Dudiyeva criticised him for the comments, saying Russia’s Muslims were not doing enough to rein in the religious extremists who have so often attacked civilians during the long Chechen war.



“These children were killed in the name of Allah, and the killers came from the neighbouring Muslim republics – Ingushetia and Chechnya. However, we have never heard spiritual leaders of these republics condemn them. I respect all religions, but Islam won’t be able to win back respect and acknowledgment until the council of Muftis declares an all-out war on Wahhabism (hard-line Islam),” she told him at the time.



For Zaur Aziyev, another local resident who is also a Muslim, a non-denominational monument to the victims would be the best solution to the problem.
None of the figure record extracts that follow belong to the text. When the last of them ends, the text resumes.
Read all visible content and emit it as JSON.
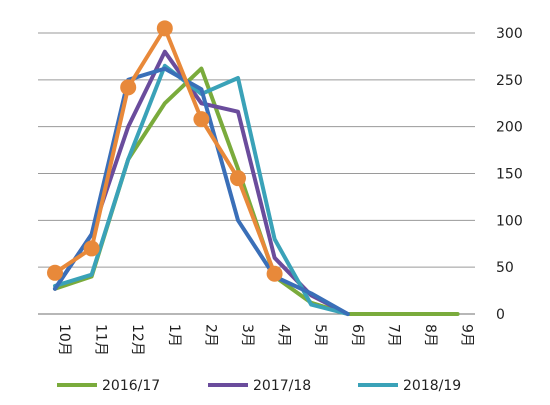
{
  "chart_data": {
    "type": "line",
    "title": "",
    "xlabel": "",
    "ylabel": "",
    "categories": [
      "10月",
      "11月",
      "12月",
      "1月",
      "2月",
      "3月",
      "4月",
      "5月",
      "6月",
      "7月",
      "8月",
      "9月"
    ],
    "ylim": [
      0,
      300
    ],
    "yticks": [
      0,
      50,
      100,
      150,
      200,
      250,
      300
    ],
    "y_axis_side": "right",
    "grid": true,
    "legend": "bottom",
    "series": [
      {
        "name": "2016/17",
        "color": "#7aab3c",
        "values": [
          27,
          40,
          165,
          225,
          262,
          155,
          40,
          12,
          0,
          0,
          0,
          0
        ],
        "markers": false
      },
      {
        "name": "2017/18",
        "color": "#6a4c9c",
        "values": [
          27,
          85,
          200,
          280,
          225,
          216,
          60,
          20,
          0,
          null,
          null,
          null
        ],
        "markers": false
      },
      {
        "name": "2018/19",
        "color": "#3aa2b8",
        "values": [
          30,
          42,
          165,
          265,
          235,
          252,
          80,
          10,
          0,
          null,
          null,
          null
        ],
        "markers": false
      },
      {
        "name": "",
        "color": "#3a6fb8",
        "values": [
          27,
          85,
          250,
          262,
          240,
          100,
          40,
          22,
          0,
          null,
          null,
          null
        ],
        "markers": false
      },
      {
        "name": "",
        "color": "#e8893a",
        "values": [
          44,
          70,
          242,
          305,
          208,
          145,
          43,
          null,
          null,
          null,
          null,
          null
        ],
        "markers": true
      }
    ],
    "legend_entries": [
      "2016/17",
      "2017/18",
      "2018/19"
    ]
  }
}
But there are almost as many suggestions for that as there are residents. Some want just one of the walls preserved. Others want a dome put over the whole school. Some hostages want the whole site cleared once and for all.



“This is a very difficult issue,” said Elbrus Pliyev, advisor to the head of Beslan’s administration in an interview with IWPR. “It’s not up to the administration to make a decision here. It is for the Mothers of Beslan and the Voice of Beslan to decide. But as a resident of Beslan – not as a representative of the authorities, but as an ordinary man, I want a church to be built instead of the school.”



Gainutdin suggested a mosque could be constructed alongside the church, providing all local residents with a place to pray since Beslan’s one mosque is boarded up. But even that would not satisfy everyone.



“It would be right to preserve the sports hall and have symbols of all religions put up around it,” said Aneta Gadieva, a member of the Mothers of Beslan group.



“Then this sacred place will unite all people, irrespective of what their religion is.”



Elizaveta Valieva is editor of the Ossetia.ru website.